An influential group of peers has called on the Financial Conduct Authority (FCA) to halt plans to ‘name and shame’ the firms it is investigating as fury over the proposals grows in the City.
In a letter to the FCA boss Nikhil Rathi last week, published today, the House of Lords Financial Services Regulation Committee said the plans “risk the overall integrity of the market” and could lead to “unwarranted impact on blameless firms”.
The City watchdog triggered an immediate backlash last month when it revealed plans to publicise the names of the companies it is investigating. City A.M. revealed on Saturday that trade bodies were now hardening their stance against the proposals after facing calls from their members to speak up.
However, the intervention from the Lords will now ratchet up the pressure on the regulator to soften or reverse the measures, currently out for consultation in the City.
“In our view, this proposal risks having a disproportionate effect on firms named in investigations, where those firms are subsequently cleared of any wrongdoing, particularly given the length of many investigations,” Lord Forsyth of Drumlean, chair of the Financial Services Regulation Committee, wrote to Rathi.
“This also risks the overall integrity of the market, including through possible unwarranted impacts on share prices for example.”
While individuals will not be named under the FCA’s plans, Lord Forsyth warned that individuals “may have their reputations unfairly tarnished through association with a publicised investigation”.
The plans have raised eyebrows as 65 per cent of the FCA’s current investigations are closed with no action taken. While the plans were designed as a deterrent, fears have grown that companies risk facing huge reputational damage despite no wrongdoing having taken place.

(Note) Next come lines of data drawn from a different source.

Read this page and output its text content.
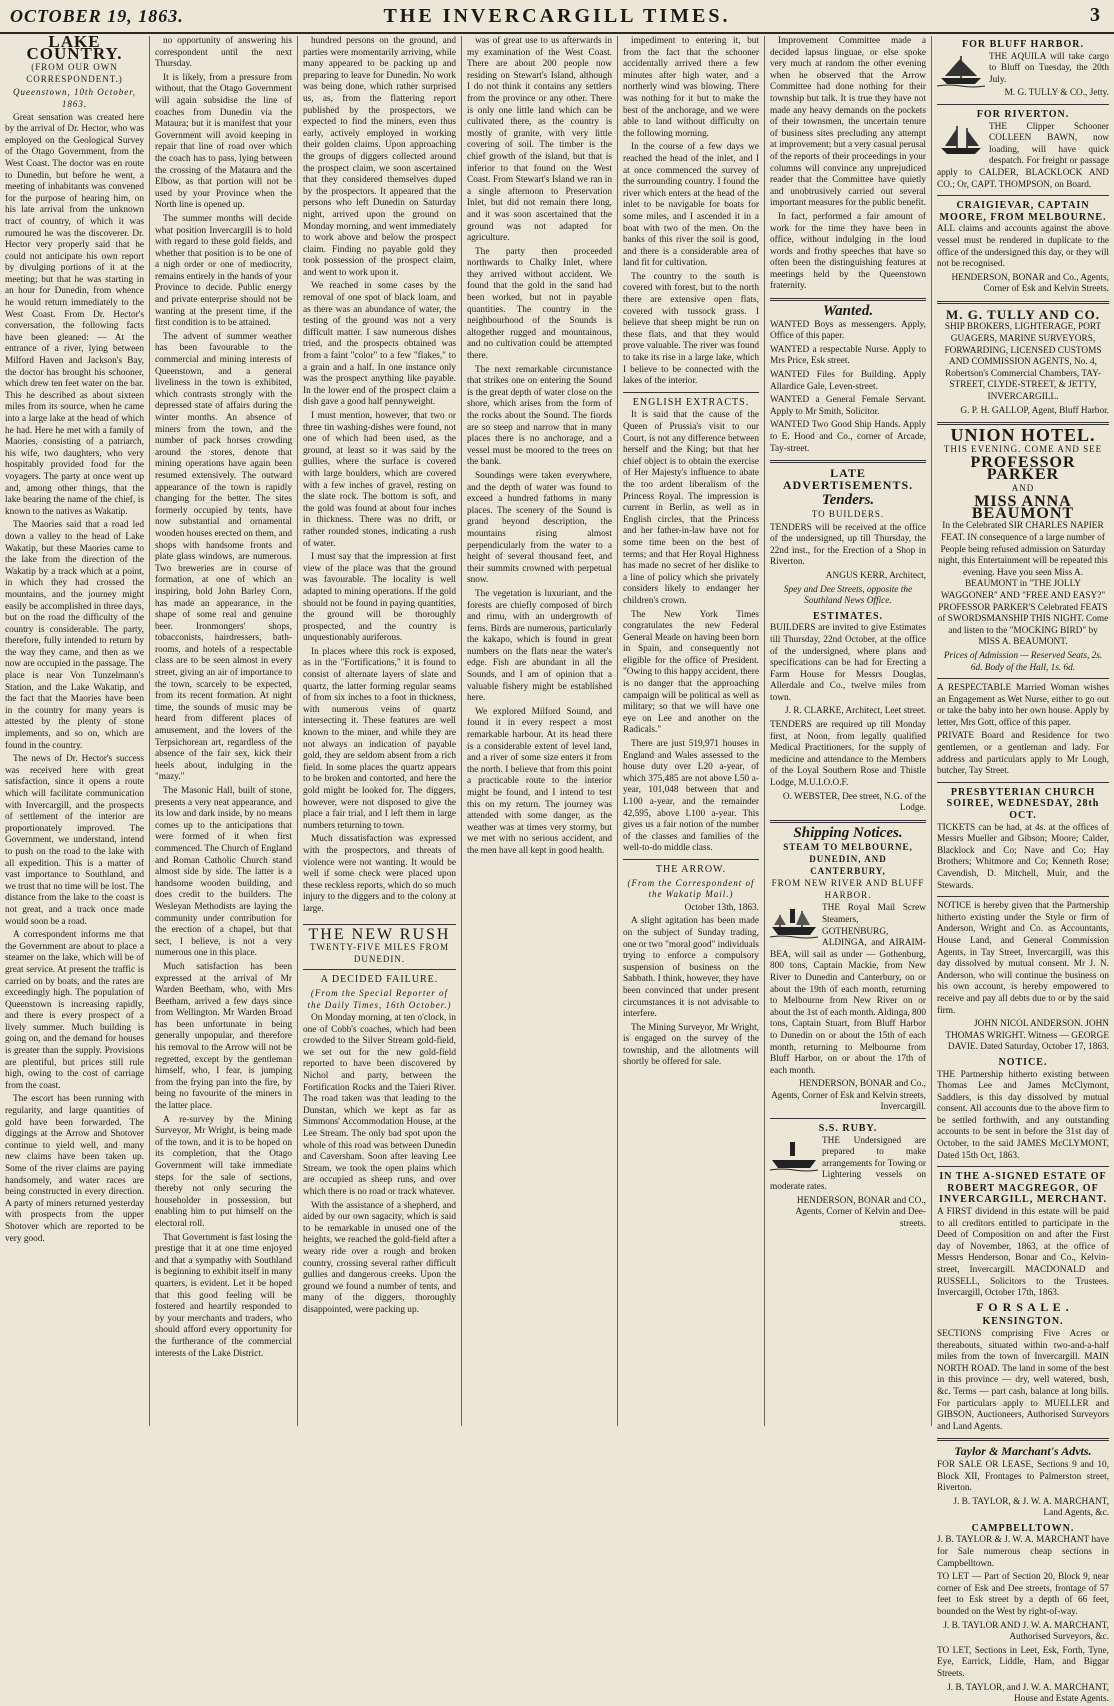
OCTOBER 19, 1863.	THE INVERCARGILL TIMES.	3
LAKE COUNTRY.
(FROM OUR OWN CORRESPONDENT.)
Queenstown, 10th October, 1863.

Great sensation was created here by the arrival of Dr. Hector, who was employed on the Geological Survey of the Otago Government, from the West Coast. The doctor was en route to Dunedin, but before he went, a meeting of inhabitants was convened for the purpose of hearing him, on his late arrival from the unknown tract of country, of which it was rumoured he was the discoverer. Dr. Hector very properly said that he could not anticipate his own report by divulging portions of it at the meeting; but that he was starting in an hour for Dunedin, from whence he would return immediately to the West Coast. From Dr. Hector's conversation, the following facts have been gleaned: — At the entrance of a river, lying between Milford Haven and Jackson's Bay, the doctor has brought his schooner, which drew ten feet water on the bar. This he described as about sixteen miles from its source, when he came into a large lake at the head of which he had. Here he met with a family of Maories, consisting of a patriarch, his wife, two daughters, who very hospitably provided food for the voyagers. The party at once went up and, among other things, that the lake bearing the name of the chief, is known to the natives as Wakatip.

The Maories said that a road led down a valley to the head of Lake Wakatip, but these Maories came to the lake from the direction of the Wakatip by a track which at a point, in which they had crossed the mountains, and the journey might easily be accomplished in three days, but on the road the difficulty of the country is considerable. The party, therefore, fully intended to return by the way they came, and then as we now are occupied in the passage. The place is near Von Tunzelmann's Station, and the Lake Wakatip, and the fact that the Maories have been in the country for many years is attested by the plenty of stone implements, and so on, which are found in the country.

The news of Dr. Hector's success was received here with great satisfaction, since it opens a route which will facilitate communication with Invercargill, and the prospects of settlement of the interior are proportionately improved. The Government, we understand, intend to push on the road to the lake with all expedition. This is a matter of vast importance to Southland, and we trust that no time will be lost. The distance from the lake to the coast is not great, and a track once made would soon be a road.

A correspondent informs me that the Government are about to place a steamer on the lake, which will be of great service. At present the traffic is carried on by boats, and the rates are exceedingly high. The population of Queenstown is increasing rapidly, and there is every prospect of a lively summer. Much building is going on, and the demand for houses is greater than the supply. Provisions are plentiful, but prices still rule high, owing to the cost of carriage from the coast.

The escort has been running with regularity, and large quantities of gold have been forwarded. The diggings at the Arrow and Shotover continue to yield well, and many new claims have been taken up. Some of the river claims are paying handsomely, and water races are being constructed in every direction. A party of miners returned yesterday with prospects from the upper Shotover which are reported to be very good.

no opportunity of answering his correspondent until the next Thursday.

It is likely, from a pressure from without, that the Otago Government will again subsidise the line of coaches from Dunedin via the Mataura; but it is manifest that your Government will avoid keeping in repair that line of road over which the coach has to pass, lying between the crossing of the Mataura and the Elbow, as that portion will not be used by your Province when the North line is opened up.

The summer months will decide what position Invercargill is to hold with regard to these gold fields, and whether that position is to be one of a nigh order or one of mediocrity, remains entirely in the hands of your Province to decide. Public energy and private enterprise should not be wanting at the present time, if the first condition is to be attained.

The advent of summer weather has been favourable to the commercial and mining interests of Queenstown, and a general liveliness in the town is exhibited, which contrasts strongly with the depressed state of affairs during the winter months. An absence of miners from the town, and the number of pack horses crowding around the stores, denote that mining operations have again been resumed extensively. The outward appearance of the town is rapidly changing for the better. The sites formerly occupied by tents, have now substantial and ornamental wooden houses erected on them, and shops with handsome fronts and plate glass windows, are numerous. Two breweries are in course of formation, at one of which an inspiring, bold John Barley Corn, has made an appearance, in the shape of some real and genuine beer. Ironmongers' shops, tobacconists, hairdressers, bath-rooms, and hotels of a respectable class are to be seen almost in every street, giving an air of importance to the town, scarcely to be expected, from its recent formation. At night time, the sounds of music may be heard from different places of amusement, and the lovers of the Terpsichorean art, regardless of the absence of the fair sex, kick their heels about, indulging in the "mazy."

The Masonic Hall, built of stone, presents a very neat appearance, and its low and dark inside, by no means comes up to the anticipations that were formed of it when first commenced. The Church of England and Roman Catholic Church stand almost side by side. The latter is a handsome wooden building, and does credit to the builders. The Wesleyan Methodists are laying the community under contribution for the erection of a chapel, but that sect, I believe, is not a very numerous one in this place.

Much satisfaction has been expressed at the arrival of Mr Warden Beetham, who, with Mrs Beetham, arrived a few days since from Wellington. Mr Warden Broad has been unfortunate in being generally unpopular, and therefore his removal to the Arrow will not be regretted, except by the gentleman himself, who, I fear, is jumping from the frying pan into the fire, by being no favourite of the miners in the latter place.

A re-survey by the Mining Surveyor, Mr Wright, is being made of the town, and it is to be hoped on its completion, that the Otago Government will take immediate steps for the sale of sections, thereby not only securing the householder in possession, but enabling him to put himself on the electoral roll.

That Government is fast losing the prestige that it at one time enjoyed and that a sympathy with Southland is beginning to exhibit itself in many quarters, is evident. Let it be hoped that this good feeling will be fostered and heartily responded to by your merchants and traders, who should afford every opportunity for the furtherance of the commercial interests of the Lake District.

hundred persons on the ground, and parties were momentarily arriving, while many appeared to be packing up and preparing to leave for Dunedin. No work was being done, which rather surprised us, as, from the flattering report published by the prospectors, we expected to find the miners, even thus early, actively employed in working their golden claims. Upon approaching the groups of diggers collected around the prospect claim, we soon ascertained that they considered themselves duped by the prospectors. It appeared that the persons who left Dunedin on Saturday night, arrived upon the ground on Monday morning, and went immediately to work above and below the prospect claim. Finding no payable gold they took possession of the prospect claim, and went to work upon it.

We reached in some cases by the removal of one spot of black loam, and as there was an abundance of water, the testing of the ground was not a very difficult matter. I saw numerous dishes tried, and the prospects obtained was from a faint "color" to a few "flakes," to a grain and a half. In one instance only was the prospect anything like payable. In the lower end of the prospect claim a dish gave a good half pennyweight.

I must mention, however, that two or three tin washing-dishes were found, not one of which had been used, as the ground, at least so it was said by the gullies, where the surface is covered with large boulders, which are covered with a few inches of gravel, resting on the slate rock. The bottom is soft, and the gold was found at about four inches in thickness. There was no drift, or rather rounded stones, indicating a rush of water.

I must say that the impression at first view of the place was that the ground was favourable. The locality is well adapted to mining operations. If the gold should not be found in paying quantities, the ground will be thoroughly prospected, and the country is unquestionably auriferous.

In places where this rock is exposed, as in the "Fortifications," it is found to consist of alternate layers of slate and quartz, the latter forming regular seams of from six inches to a foot in thickness, with numerous veins of quartz intersecting it. These features are well known to the miner, and while they are not always an indication of payable gold, they are seldom absent from a rich field. In some places the quartz appears to be broken and contorted, and here the gold might be looked for. The diggers, however, were not disposed to give the place a fair trial, and I left them in large numbers returning to town.

Much dissatisfaction was expressed with the prospectors, and threats of violence were not wanting. It would be well if some check were placed upon these reckless reports, which do so much injury to the diggers and to the colony at large.

THE NEW RUSH
TWENTY-FIVE MILES FROM DUNEDIN.
A DECIDED FAILURE.
(From the Special Reporter of the Daily Times, 16th October.)

On Monday morning, at ten o'clock, in one of Cobb's coaches, which had been crowded to the Silver Stream gold-field, we set out for the new gold-field reported to have been discovered by Nichol and party, between the Fortification Rocks and the Taieri River. The road taken was that leading to the Dunstan, which we kept as far as Simmons' Accommodation House, at the Lee Stream. The only bad spot upon the whole of this road was between Dunedin and Caversham. Soon after leaving Lee Stream, we took the open plains which are occupied as sheep runs, and over which there is no road or track whatever.

With the assistance of a shepherd, and aided by our own sagacity, which is said to be remarkable in unused one of the heights, we reached the gold-field after a weary ride over a rough and broken country, crossing several rather difficult gullies and dangerous creeks. Upon the ground we found a number of tents, and many of the diggers, thoroughly disappointed, were packing up.

was of great use to us afterwards in my examination of the West Coast. There are about 200 people now residing on Stewart's Island, although I do not think it contains any settlers from the province or any other. There is only one little land which can be cultivated there, as the country is mostly of granite, with very little covering of soil. The timber is the chief growth of the island, but that is inferior to that found on the West Coast. From Stewart's Island we ran in a single afternoon to Preservation Inlet, but did not remain there long, and it was soon ascertained that the ground was not adapted for agriculture.

The party then proceeded northwards to Chalky Inlet, where they arrived without accident. We found that the gold in the sand had been worked, but not in payable quantities. The country in the neighbourhood of the Sounds is altogether rugged and mountainous, and no cultivation could be attempted there.

The next remarkable circumstance that strikes one on entering the Sound is the great depth of water close on the shore, which arises from the form of the rocks about the Sound. The fiords are so steep and narrow that in many places there is no anchorage, and a vessel must be moored to the trees on the bank.

Soundings were taken everywhere, and the depth of water was found to exceed a hundred fathoms in many places. The scenery of the Sound is grand beyond description, the mountains rising almost perpendicularly from the water to a height of several thousand feet, and their summits crowned with perpetual snow.

The vegetation is luxuriant, and the forests are chiefly composed of birch and rimu, with an undergrowth of ferns. Birds are numerous, particularly the kakapo, which is found in great numbers on the flats near the water's edge. Fish are abundant in all the Sounds, and I am of opinion that a valuable fishery might be established here.

We explored Milford Sound, and found it in every respect a most remarkable harbour. At its head there is a considerable extent of level land, and a river of some size enters it from the north. I believe that from this point a practicable route to the interior might be found, and I intend to test this on my return. The journey was attended with some danger, as the weather was at times very stormy, but we met with no serious accident, and the men have all kept in good health.

impediment to entering it, but from the fact that the schooner accidentally arrived there a few minutes after high water, and a northerly wind was blowing. There was nothing for it but to make the best of the anchorage, and we were able to land without difficulty on the following morning.

In the course of a few days we reached the head of the inlet, and I at once commenced the survey of the surrounding country. I found the river which enters at the head of the inlet to be navigable for boats for some miles, and I ascended it in a boat with two of the men. On the banks of this river the soil is good, and there is a considerable area of land fit for cultivation.

The country to the south is covered with forest, but to the north there are extensive open flats, covered with tussock grass. I believe that sheep might be run on these flats, and that they would prove valuable. The river was found to take its rise in a large lake, which I believe to be connected with the lakes of the interior.

ENGLISH EXTRACTS.

It is said that the cause of the Queen of Prussia's visit to our Court, is not any difference between herself and the King; but that her chief object is to obtain the exercise of Her Majesty's influence to abate the too ardent liberalism of the Princess Royal. The impression is current in Berlin, as well as in English circles, that the Princess and her father-in-law have not for some time been on the best of terms; and that Her Royal Highness has made no secret of her dislike to a line of policy which she privately considers likely to endanger her children's crown.

The New York Times congratulates the new Federal General Meade on having been born in Spain, and consequently not eligible for the office of President. "Owing to this happy accident, there is no danger that the approaching campaign will be political as well as military; so that we will have one eye on Lee and another on the Radicals."

There are just 519,971 houses in England and Wales assessed to the house duty over L20 a-year, of which 375,485 are not above L50 a-year, 101,048 between that and L100 a-year, and the remainder 42,595, above L100 a-year. This gives us a fair notion of the number of the classes and families of the well-to-do middle class.

THE ARROW.
(From the Correspondent of the Wakatip Mail.)
October 13th, 1863.

A slight agitation has been made on the subject of Sunday trading, one or two "moral good" individuals trying to enforce a compulsory suspension of business on the Sabbath. I think, however, they have been convinced that under present circumstances it is not advisable to interfere.

The Mining Surveyor, Mr Wright, is engaged on the survey of the township, and the allotments will shortly be offered for sale.

Improvement Committee made a decided lapsus linguae, or else spoke very much at random the other evening when he observed that the Arrow Committee had done nothing for their township but talk. It is true they have not made any heavy demands on the pockets of their townsmen, the uncertain tenure of business sites precluding any attempt at improvement; but a very casual perusal of the reports of their proceedings in your columns will convince any unprejudiced reader that the Committee have quietly and unobtrusively carried out several important measures for the public benefit.

In fact, performed a fair amount of work for the time they have been in office, without indulging in the loud words and frothy speeches that have so often been the distinguishing features at meetings held by the Queenstown fraternity.

Wanted.

WANTED Boys as messengers. Apply, Office of this paper.

WANTED a respectable Nurse. Apply to Mrs Price, Esk street.

WANTED Files for Building. Apply Allardice Gale, Leven-street.

WANTED a General Female Servant. Apply to Mr Smith, Solicitor.

WANTED Two Good Ship Hands. Apply to E. Hood and Co., corner of Arcade, Tay-street.

LATE ADVERTISEMENTS.
Tenders.
TO BUILDERS.

TENDERS will be received at the office of the undersigned, up till Thursday, the 22nd inst., for the Erection of a Shop in Riverton.

ANGUS KERR, Architect,

Spey and Dee Streets, opposite the Southland News Office.

ESTIMATES.

BUILDERS are invited to give Estimates till Thursday, 22nd October, at the office of the undersigned, where plans and specifications can be had for Erecting a Farm House for Messrs Douglas, Allerdale and Co., twelve miles from town.

J. R. CLARKE, Architect, Leet street.

TENDERS are required up till Monday first, at Noon, from legally qualified Medical Practitioners, for the supply of medicine and attendance to the Members of the Loyal Southern Rose and Thistle Lodge, M.U.I.O.O.F.

O. WEBSTER, Dee street, N.G. of the Lodge.

Shipping Notices.
STEAM TO MELBOURNE, DUNEDIN, AND CANTERBURY,
FROM NEW RIVER AND BLUFF HARBOR.

THE Royal Mail Screw Steamers, GOTHENBURG, ALDINGA, and AIRAIM-BEA, will sail as under — Gothenburg, 800 tons, Captain Mackie, from New River to Dunedin and Canterbury, on or about the 19th of each month, returning to Melbourne from New River on or about the 1st of each month. Aldinga, 800 tons, Captain Stuart, from Bluff Harbor to Dunedin on or about the 15th of each month, returning to Melbourne from Bluff Harbor, on or about the 17th of each month.

HENDERSON, BONAR and Co., Agents, Corner of Esk and Kelvin streets, Invercargill.

S.S. RUBY.

THE Undersigned are prepared to make arrangements for Towing or Lightering vessels on moderate rates.

HENDERSON, BONAR and CO., Agents, Corner of Kelvin and Dee-streets.

FOR BLUFF HARBOR.

THE AQUILA will take cargo to Bluff on Tuesday, the 20th July.

M. G. TULLY & CO., Jetty.

FOR RIVERTON.

THE Clipper Schooner COLLEEN BAWN, now loading, will have quick despatch. For freight or passage apply to CALDER, BLACKLOCK AND CO.; Or, CAPT. THOMPSON, on Board.

CRAIGIEVAR, CAPTAIN MOORE, FROM MELBOURNE.

ALL claims and accounts against the above vessel must be rendered in duplicate to the office of the undersigned this day, or they will not be recognised.

HENDERSON, BONAR and Co., Agents, Corner of Esk and Kelvin Streets.

M. G. TULLY AND CO.

SHIP BROKERS, LIGHTERAGE, PORT GUAGERS, MARINE SURVEYORS, FORWARDING, LICENSED CUSTOMS AND COMMISSION AGENTS, No. 4, Robertson's Commercial Chambers, TAY-STREET, CLYDE-STREET, & JETTY, INVERCARGILL.

G. P. H. GALLOP, Agent, Bluff Harbor.

UNION HOTEL.
THIS EVENING. COME AND SEE
PROFESSOR PARKER
AND
MISS ANNA BEAUMONT

In the Celebrated SIR CHARLES NAPIER FEAT. IN consequence of a large number of People being refused admission on Saturday night, this Entertainment will be repeated this evening. Have you seen Miss A. BEAUMONT in "THE JOLLY WAGGONER" AND "FREE AND EASY?" PROFESSOR PARKER'S Celebrated FEATS of SWORDSMANSHIP THIS NIGHT. Come and listen to the "MOCKING BIRD" by MISS A. BEAUMONT.

Prices of Admission — Reserved Seats, 2s. 6d. Body of the Hall, 1s. 6d.

A RESPECTABLE Married Woman wishes an Engagement as Wet Nurse, either to go out or take the baby into her own house. Apply by letter, Mrs Gott, office of this paper.

PRIVATE Board and Residence for two gentlemen, or a gentleman and lady. For address and particulars apply to Mr Lough, butcher, Tay Street.

PRESBYTERIAN CHURCH SOIREE, WEDNESDAY, 28th OCT.

TICKETS can be had, at 4s. at the offices of Messrs Mueller and Gibson; Moore; Calder, Blacklock and Co; Nave and Co; Hay Brothers; Whitmore and Co; Kenneth Rose; Cavendish, D. Mitchell, Muir, and the Stewards.

NOTICE is hereby given that the Partnership hitherto existing under the Style or firm of Anderson, Wright and Co. as Accountants, House Land, and General Commission Agents, in Tay Street, Invercargill, was this day dissolved by mutual consent. Mr J. N. Anderson, who will continue the business on his own account, is hereby empowered to receive and pay all debts due to or by the said firm.

JOHN NICOL ANDERSON. JOHN THOMAS WRIGHT. Witness — GEORGE DAVIE. Dated Saturday, October 17, 1863.

NOTICE.

THE Partnership hitherto existing between Thomas Lee and James McClymont, Saddlers, is this day dissolved by mutual consent. All accounts due to the above firm to be settled forthwith, and any outstanding accounts to be sent in before the 31st day of October, to the said JAMES McCLYMONT, Dated 15th Oct, 1863.

IN THE A-SIGNED ESTATE OF ROBERT MACGREGOR, OF INVERCARGILL, MERCHANT.

A FIRST dividend in this estate will be paid to all creditors entitled to participate in the Deed of Composition on and after the First day of November, 1863, at the office of Messrs Henderson, Bonar and Co., Kelvin-street, Invercargill. MACDONALD and RUSSELL, Solicitors to the Trustees. Invercargill, October 17th, 1863.

F O R S A L E .
KENSINGTON.

SECTIONS comprising Five Acres or thereabouts, situated within two-and-a-half miles from the town of Invercargill. MAIN NORTH ROAD. The land in some of the best in this province — dry, well watered, bush, &c. Terms — part cash, balance at long bills. For particulars apply to MUELLER and GIBSON, Auctioneers, Authorised Surveyors and Land Agents.

Taylor & Marchant's Advts.

FOR SALE OR LEASE, Sections 9 and 10, Block XII, Frontages to Palmerston street, Riverton.

J. B. TAYLOR, & J. W. A. MARCHANT, Land Agents, &c.

CAMPBELLTOWN.

J. B. TAYLOR & J. W. A. MARCHANT have for Sale numerous cheap sections in Campbelltown.

TO LET — Part of Section 20, Block 9, near corner of Esk and Dee streets, frontage of 57 feet to Esk street by a depth of 66 feet, bounded on the West by right-of-way.

J. B. TAYLOR AND J. W. A. MARCHANT, Authorised Surveyors, &c.

TO LET, Sections in Leet, Esk, Forth, Tyne, Eye, Earrick, Liddle, Ham, and Biggar Streets.

J. B. TAYLOR, and J. W. A. MARCHANT, House and Estate Agents.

The FCA has delayed its consultation deadline on the plans until the end of this month. City A.M. has spoken with several businesses that have already submitted in protest against the plans.
Top trade bodies UK Finance and The CityUK are also understood to have hardened their stance against the measures after gauging the sentiment of their members at recent meetings.
In a statement to City A.M. over the weekend, CityUK chief Miles Celic said the industry is “opposed to the FCA’s proposal to name and shame” firms.
“This proposal contradicts the fundamental legal principle of ‘innocent until proven guilty’ and also risks undermining trust and confidence in the wider industry and the UK’s competitiveness,” Celic added.
UK Finance, which represents banks and City firms, is set to submit its response to the consultation this month and told City A.M. yesterday that the proposal “raises a number of issues” and could harm the UK’s reputation as a place to do business.
The measures form part of a wider push from the FCA’s two new enforcement chiefs, Therese Chambers and Steve Smart, to tighten enforcement activity and launch fewer and more targeted investigations.
“We have been making wider changes to the way enforcement operates in order deliver more impactful deterrence and greater transparency,” an FCA spokesperson said. “This includes plans to conduct investigations more quickly and with a more focused number of cases.”